Dolan’s humour does not all revolve around statements and aphorisms. Some of it emerges from situations and characters. Wondering at Julian’s reluctance to introduce her to his mother, Florence, she imagines ‘her having me for dinner, just the two of us. I’d mispronounce “gnocchi” and she’d avoid saying it all evening so as not to embarrass me. I would meet her eye and think: in this way I could strip you of every word you know. I’d take them like truffles and you’d say, “Help yourself”, and then I’d take those too and you’d be speechless.’

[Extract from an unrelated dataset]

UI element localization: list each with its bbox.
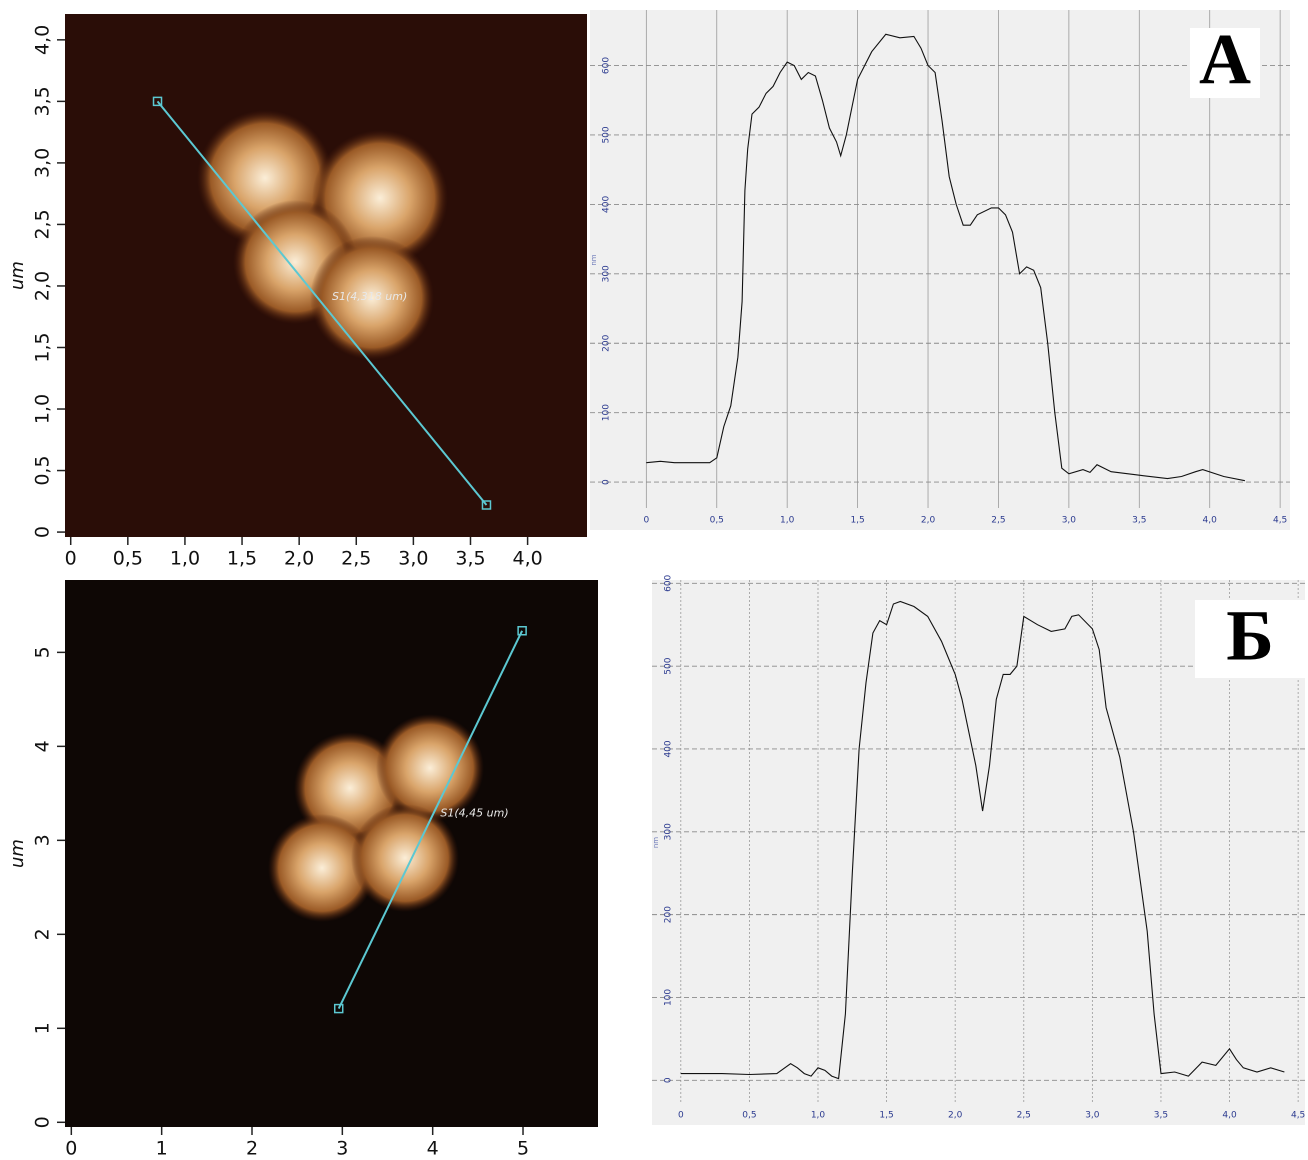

This is comic writing at the highest level, created with such apparent ease that it seems to dance across the page. Her writing is rhythmic and compact, and she is alert to the key words in a comic sentence. This is Ava’s memory of her childhood church attendance: ‘Mam had made me go to the important services because if you didn’t you’d never be Mary in the nativity play. I was never Mary anyway. I fidgeted too much, and the mother of God surely kept her hands still or gainfully occupied, not twiddling her ponytail.’ Here, it’s the way Dolan rubs together the phrases ‘gainfully occupied’ and ‘not twiddling her ponytail’ that produces the vital spark of comedy.

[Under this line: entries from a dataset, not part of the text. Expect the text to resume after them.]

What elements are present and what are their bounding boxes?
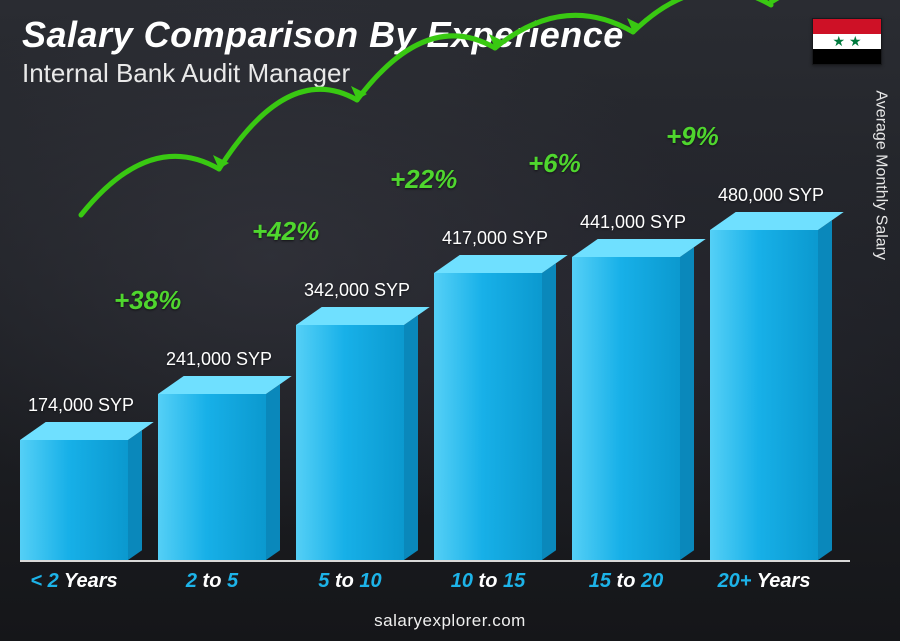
bar-side [818, 220, 832, 560]
bar-side [680, 247, 694, 560]
bar-front [20, 440, 128, 560]
bar-front [434, 273, 542, 560]
bar [434, 273, 542, 560]
bar-value-label: 342,000 SYP [277, 280, 437, 301]
growth-pct-label: +6% [528, 148, 581, 179]
bar-side [542, 263, 556, 560]
bar [20, 440, 128, 560]
x-axis-label: 15 to 20 [572, 570, 680, 593]
bar-chart: 174,000 SYP241,000 SYP342,000 SYP417,000… [20, 100, 850, 560]
y-axis-label: Average Monthly Salary [872, 90, 890, 260]
bar-side [266, 384, 280, 560]
bar-side [404, 315, 418, 560]
bar-front [572, 257, 680, 560]
growth-pct-label: +38% [114, 285, 181, 316]
bar-value-label: 417,000 SYP [415, 228, 575, 249]
growth-pct-label: +9% [666, 121, 719, 152]
x-axis-label: 10 to 15 [434, 570, 542, 593]
bar-front [158, 394, 266, 560]
bar-front [296, 325, 404, 560]
bar-side [128, 430, 142, 560]
syria-flag-icon: ★ ★ [812, 18, 882, 65]
chart-subtitle: Internal Bank Audit Manager [22, 58, 350, 89]
bar [158, 394, 266, 560]
bar-front [710, 230, 818, 560]
x-axis-label: 2 to 5 [158, 570, 266, 593]
x-axis-label: 5 to 10 [296, 570, 404, 593]
bar-value-label: 441,000 SYP [553, 212, 713, 233]
flag-stars: ★ ★ [813, 34, 881, 49]
bar [572, 257, 680, 560]
bar-value-label: 241,000 SYP [139, 349, 299, 370]
infographic-stage: Salary Comparison By Experience Internal… [0, 0, 900, 641]
bar-value-label: 480,000 SYP [691, 185, 851, 206]
flag-band-bot [813, 49, 881, 64]
x-axis-label: 20+ Years [710, 570, 818, 593]
flag-band-top [813, 19, 881, 34]
chart-baseline [20, 560, 850, 562]
bar [710, 230, 818, 560]
growth-pct-label: +42% [252, 216, 319, 247]
growth-pct-label: +22% [390, 164, 457, 195]
bar-value-label: 174,000 SYP [1, 395, 161, 416]
chart-title: Salary Comparison By Experience [22, 14, 624, 56]
footer-credit: salaryexplorer.com [0, 611, 900, 631]
x-axis-label: < 2 Years [20, 570, 128, 593]
bar [296, 325, 404, 560]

At its best, Exciting Times reminds me of Martin Amis’s first novel, The Rachel Papers, which took apart relationships with a kind of clinical punch. ‘When you buy me clothes it means you want to stroke my hair, so when you really stroke my hair it means you want me to move to Siberia and die.’ In its icy take on consumerism it’s also reminiscent of Bret Easton Ellis’s American Psycho. Like both those novels it seems to be brilliantly in tune with its times. ‘He said he was thinking of getting a real, physical TV. I said: “Christ, you really are pushing 30.”’

So far, so good. But roughly halfway through, I found myself trying to fight off a burgeoning sense of disappointment. The gaps between jokes grew longer and longer, and the narrative started to become repetitive and lacklustre. Key characters, so vivid at the start, failed to develop or to progress, other than in a downward spiral. Ava’s self-lacerating cynicism, once so funny, lost its wit and became claustrophobic. Themes of colonialism and gender politics which had, up to then, been bubbling beneath the surface, began to be placed in the forefront, like flags at a military parade.

Of course, this may have been Dolan’s intention. She is clearly a vehement opponent of capitalism: in the early pages she cracks good jokes at the expense of the financial community. ‘I looked out on the water, thinking: stocks float, but I wonder if bankers do.’

In her acknowledgments at the back of the book she declares: ‘Everyone deserves to write books if they want to. That will never be possible in a world where billionaires exist, but it’s possible in a humane one.’ As the book goes on, some of the jokes become similarly heavy-handed, as though they might almost have been written for a speech by Jeremy Corbyn or Private Eye’s Dave Spart. ‘We agreed… that the British obsession with dogs was creepy, both because of the volume of other animals they ate and in light of their historic and contemporary level of regard for humans.’ Robbed of its redemptive comedy, the last half of the book has an increasingly dour, slightly flat feel to it. When satire jettisons its humour, it curdles into agitprop.